In 1970, chief executives on average made about 20 times as much as their median workers. The ratio peaked in 2000 at 390 to 1, fell during the pandemic and since then has moved back to about 290 to 1.
At Walmart, McDonald's and Amazon, the ratio is much higher. At Walmart, it was 930 to 1 in 2024, according to a disclosure in the company's most recent proxy statement, and at McDonald's it was 1,014 to 1. Both figures reflect the run-up in CEO pay and the firms' reliance on low-wage workers; the McDonald's figure may be conservative, because so many workers behind its counters are employed by franchisees, the pay scales of which aren't reflected in the corporate accounting.
Amazon may be another special case.
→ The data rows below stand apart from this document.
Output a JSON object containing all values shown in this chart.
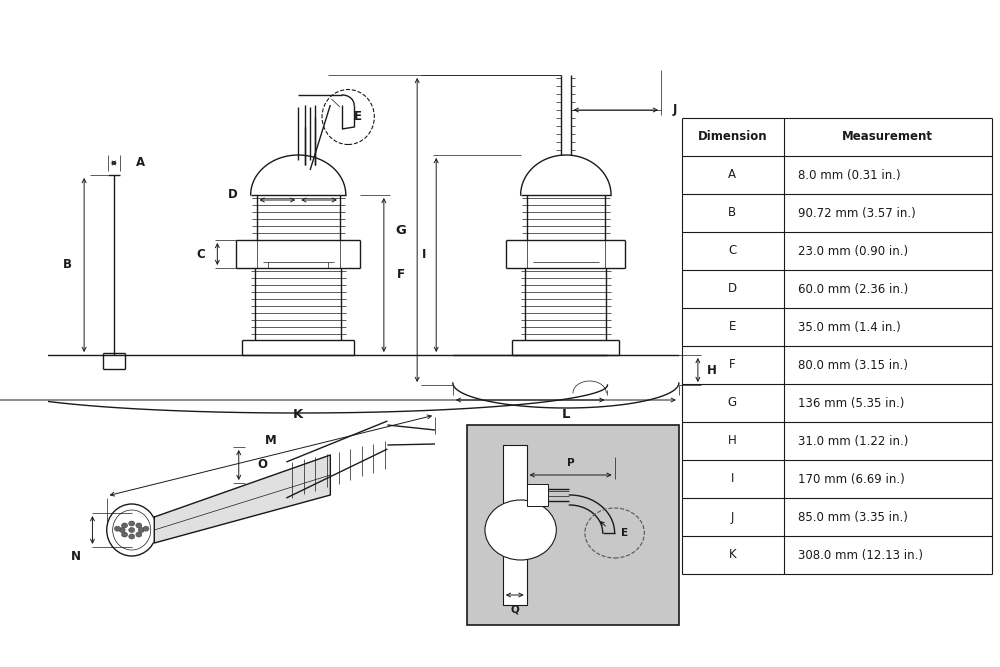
{
  "table_dimensions": [
    [
      "A",
      "8.0 mm (0.31 in.)"
    ],
    [
      "B",
      "90.72 mm (3.57 in.)"
    ],
    [
      "C",
      "23.0 mm (0.90 in.)"
    ],
    [
      "D",
      "60.0 mm (2.36 in.)"
    ],
    [
      "E",
      "35.0 mm (1.4 in.)"
    ],
    [
      "F",
      "80.0 mm (3.15 in.)"
    ],
    [
      "G",
      "136 mm (5.35 in.)"
    ],
    [
      "H",
      "31.0 mm (1.22 in.)"
    ],
    [
      "I",
      "170 mm (6.69 in.)"
    ],
    [
      "J",
      "85.0 mm (3.35 in.)"
    ],
    [
      "K",
      "308.0 mm (12.13 in.)"
    ]
  ],
  "bg_color": "#ffffff",
  "line_color": "#1a1a1a",
  "gray_bg": "#c8c8c8",
  "label_fontsize": 8.5,
  "table_fontsize": 8.5
}
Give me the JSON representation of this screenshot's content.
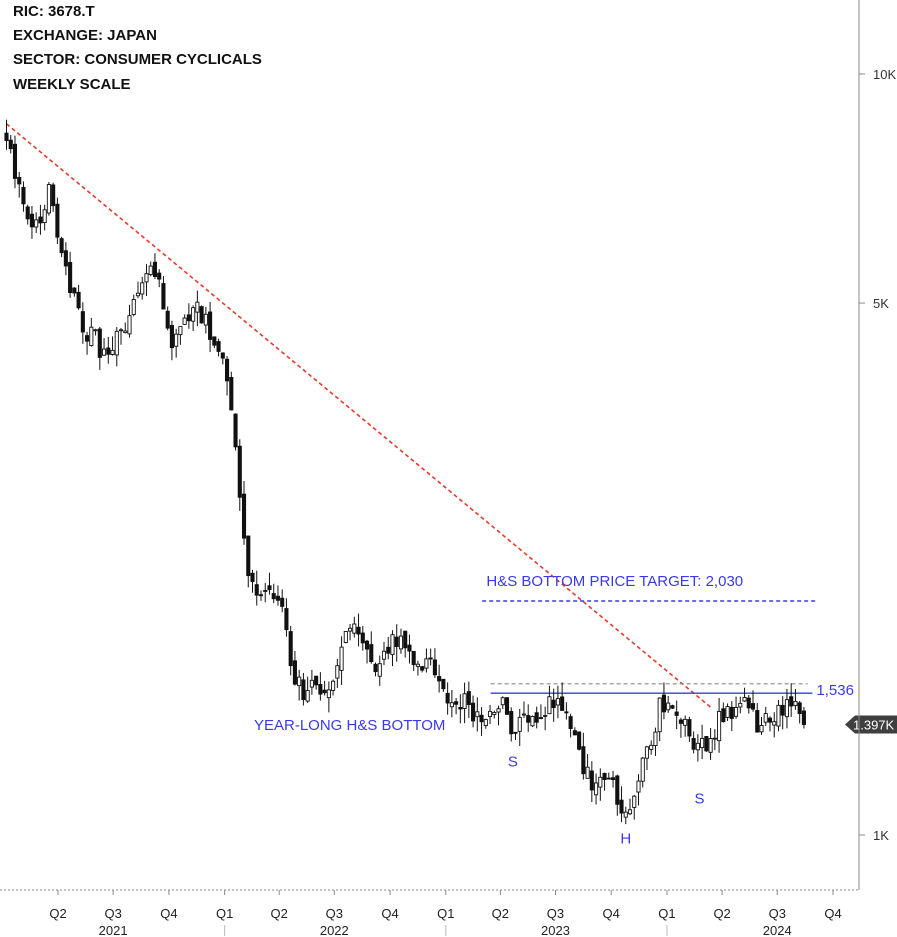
{
  "header": {
    "ric": "RIC:  3678.T",
    "exchange": "EXCHANGE:  JAPAN",
    "sector": "SECTOR:  CONSUMER CYCLICALS",
    "scale": "WEEKLY SCALE"
  },
  "chart_data": {
    "type": "candlestick",
    "scale": "log",
    "y_range": [
      880,
      12000
    ],
    "y_ticks": [
      {
        "value": 10000,
        "label": "10K"
      },
      {
        "value": 5000,
        "label": "5K"
      },
      {
        "value": 1000,
        "label": "1K"
      }
    ],
    "x_range": [
      "2021-01-01",
      "2024-12-01"
    ],
    "x_quarters": [
      {
        "date": "2021-04-01",
        "label": "Q2"
      },
      {
        "date": "2021-07-01",
        "label": "Q3"
      },
      {
        "date": "2021-10-01",
        "label": "Q4"
      },
      {
        "date": "2022-01-01",
        "label": "Q1"
      },
      {
        "date": "2022-04-01",
        "label": "Q2"
      },
      {
        "date": "2022-07-01",
        "label": "Q3"
      },
      {
        "date": "2022-10-01",
        "label": "Q4"
      },
      {
        "date": "2023-01-01",
        "label": "Q1"
      },
      {
        "date": "2023-04-01",
        "label": "Q2"
      },
      {
        "date": "2023-07-01",
        "label": "Q3"
      },
      {
        "date": "2023-10-01",
        "label": "Q4"
      },
      {
        "date": "2024-01-01",
        "label": "Q1"
      },
      {
        "date": "2024-04-01",
        "label": "Q2"
      },
      {
        "date": "2024-07-01",
        "label": "Q3"
      },
      {
        "date": "2024-10-01",
        "label": "Q4"
      }
    ],
    "x_years": [
      {
        "date": "2021-07-01",
        "label": "2021"
      },
      {
        "date": "2022-07-01",
        "label": "2022"
      },
      {
        "date": "2023-07-01",
        "label": "2023"
      },
      {
        "date": "2024-07-01",
        "label": "2024"
      }
    ],
    "year_dividers": [
      "2022-01-01",
      "2023-01-01",
      "2024-01-01"
    ],
    "price_path": [
      [
        "2021-01-06",
        8300
      ],
      [
        "2021-01-28",
        7000
      ],
      [
        "2021-02-18",
        6100
      ],
      [
        "2021-03-04",
        6500
      ],
      [
        "2021-03-18",
        7300
      ],
      [
        "2021-04-01",
        6000
      ],
      [
        "2021-04-22",
        5300
      ],
      [
        "2021-05-13",
        4600
      ],
      [
        "2021-06-03",
        4450
      ],
      [
        "2021-06-24",
        4200
      ],
      [
        "2021-07-15",
        4600
      ],
      [
        "2021-08-05",
        5000
      ],
      [
        "2021-08-26",
        5500
      ],
      [
        "2021-09-16",
        5200
      ],
      [
        "2021-10-07",
        4300
      ],
      [
        "2021-10-28",
        4800
      ],
      [
        "2021-11-18",
        4900
      ],
      [
        "2021-12-09",
        4600
      ],
      [
        "2021-12-30",
        4200
      ],
      [
        "2022-01-13",
        3700
      ],
      [
        "2022-01-27",
        2800
      ],
      [
        "2022-02-10",
        2100
      ],
      [
        "2022-03-03",
        2050
      ],
      [
        "2022-03-24",
        2020
      ],
      [
        "2022-04-07",
        1950
      ],
      [
        "2022-04-21",
        1650
      ],
      [
        "2022-05-12",
        1520
      ],
      [
        "2022-06-02",
        1600
      ],
      [
        "2022-06-23",
        1500
      ],
      [
        "2022-07-14",
        1800
      ],
      [
        "2022-08-04",
        1880
      ],
      [
        "2022-08-25",
        1700
      ],
      [
        "2022-09-15",
        1640
      ],
      [
        "2022-10-06",
        1850
      ],
      [
        "2022-10-27",
        1750
      ],
      [
        "2022-11-17",
        1700
      ],
      [
        "2022-12-08",
        1650
      ],
      [
        "2022-12-29",
        1560
      ],
      [
        "2023-01-19",
        1500
      ],
      [
        "2023-02-09",
        1470
      ],
      [
        "2023-03-02",
        1370
      ],
      [
        "2023-03-23",
        1430
      ],
      [
        "2023-04-06",
        1510
      ],
      [
        "2023-04-20",
        1330
      ],
      [
        "2023-05-11",
        1440
      ],
      [
        "2023-06-01",
        1400
      ],
      [
        "2023-06-22",
        1510
      ],
      [
        "2023-07-13",
        1480
      ],
      [
        "2023-08-03",
        1300
      ],
      [
        "2023-08-24",
        1200
      ],
      [
        "2023-09-14",
        1150
      ],
      [
        "2023-10-05",
        1160
      ],
      [
        "2023-10-26",
        1060
      ],
      [
        "2023-11-09",
        1150
      ],
      [
        "2023-11-30",
        1310
      ],
      [
        "2023-12-21",
        1480
      ],
      [
        "2024-01-11",
        1440
      ],
      [
        "2024-02-01",
        1400
      ],
      [
        "2024-02-22",
        1290
      ],
      [
        "2024-03-07",
        1300
      ],
      [
        "2024-03-28",
        1410
      ],
      [
        "2024-04-18",
        1470
      ],
      [
        "2024-05-09",
        1500
      ],
      [
        "2024-05-30",
        1380
      ],
      [
        "2024-06-20",
        1410
      ],
      [
        "2024-07-11",
        1460
      ],
      [
        "2024-08-01",
        1470
      ],
      [
        "2024-08-15",
        1397
      ]
    ],
    "downtrend_line": {
      "from": [
        "2021-01-06",
        8600
      ],
      "to": [
        "2024-03-14",
        1470
      ]
    },
    "neckline": {
      "value": 1536,
      "label": "1,536",
      "from": "2023-03-16",
      "to": "2024-08-28"
    },
    "resistance_dashed": {
      "value": 1580,
      "from": "2023-03-16",
      "to": "2024-08-20"
    },
    "target_line": {
      "value": 2030,
      "from": "2023-03-02",
      "to": "2024-09-06"
    },
    "last_price_label": "1.397K",
    "annotations": {
      "target_text": "H&S BOTTOM PRICE TARGET: 2,030",
      "pattern_text": "YEAR-LONG H&S BOTTOM",
      "left_shoulder": "S",
      "head": "H",
      "right_shoulder": "S"
    }
  },
  "colors": {
    "candle": "#111111",
    "trend": "#e53b2c",
    "pattern_blue": "#3a3ae8",
    "axis": "#888888",
    "last_price_bg": "#3f3f3f"
  }
}
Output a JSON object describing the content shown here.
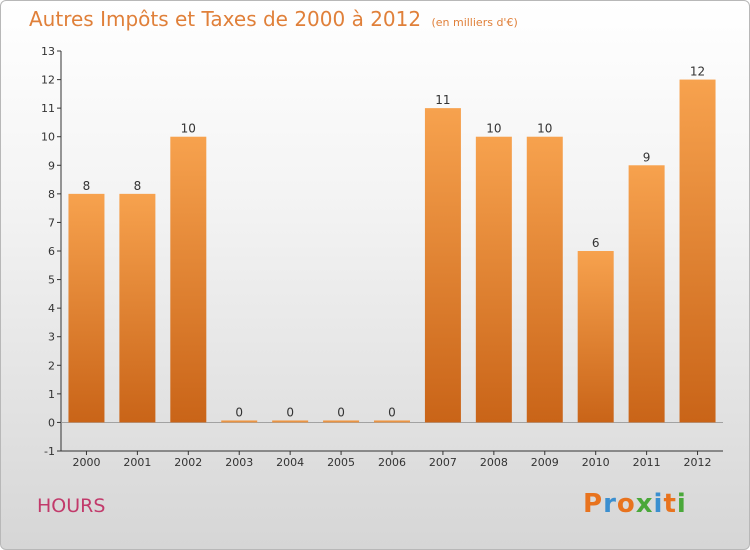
{
  "chart_data": {
    "type": "bar",
    "title": "Autres Impôts et Taxes de 2000 à 2012",
    "subtitle": "(en milliers d'€)",
    "categories": [
      "2000",
      "2001",
      "2002",
      "2003",
      "2004",
      "2005",
      "2006",
      "2007",
      "2008",
      "2009",
      "2010",
      "2011",
      "2012"
    ],
    "values": [
      8,
      8,
      10,
      0,
      0,
      0,
      0,
      11,
      10,
      10,
      6,
      9,
      12
    ],
    "ylim": [
      -1,
      13
    ],
    "yticks": [
      -1,
      0,
      1,
      2,
      3,
      4,
      5,
      6,
      7,
      8,
      9,
      10,
      11,
      12,
      13
    ],
    "grid": false,
    "bar_color": "#f0903a"
  },
  "footer": {
    "place": "HOURS",
    "logo": [
      "P",
      "r",
      "o",
      "x",
      "i",
      "t",
      "i"
    ],
    "logo_colors": [
      "#e8731e",
      "#3b8fd0",
      "#e8731e",
      "#4aa83a",
      "#3b8fd0",
      "#e8731e",
      "#4aa83a"
    ]
  }
}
It stated that the 2024 compensation of its CEO, Andy Jassy, was only about $1.6 million and therefore the ratio of his pay to the median Amazon employee was only 43 to 1. That's curious: It's absurd to think that the CEO of one of America's biggest and most successful corporations was paid only $1.6 million last year.
As it turns out, Amazon, unlike other big companies, chose not to count the stock options vested for Jassy last year — worth about $21.75 million — as part of his compensation.
Amazon told me by email that it complied with the Securities and Exchange Commission regulations governing the CEO pay ratio disclosures. But it also acknowledged the compensation actually paid to Jassy last year, including the value of restricted shares that vested during the year, was $92.4 million — a figure that would make the ratio of his pay to that of the median full-time U.S. Amazon employee ($47,990) not 43 to 1 but 1,925 to 1.
Can there be any more damning condemnation of the American way of doing business than the hidden labor subsidies bestowed on our largest corporations?
In the 1980s, Ronald Reagan justified his attack on welfare by spinning yarns about a mythical welfare queen who drove to pick up her relief check in a Cadillac. America's elite corporations have outdone her, by a wide margin — and they're not creatures of myth.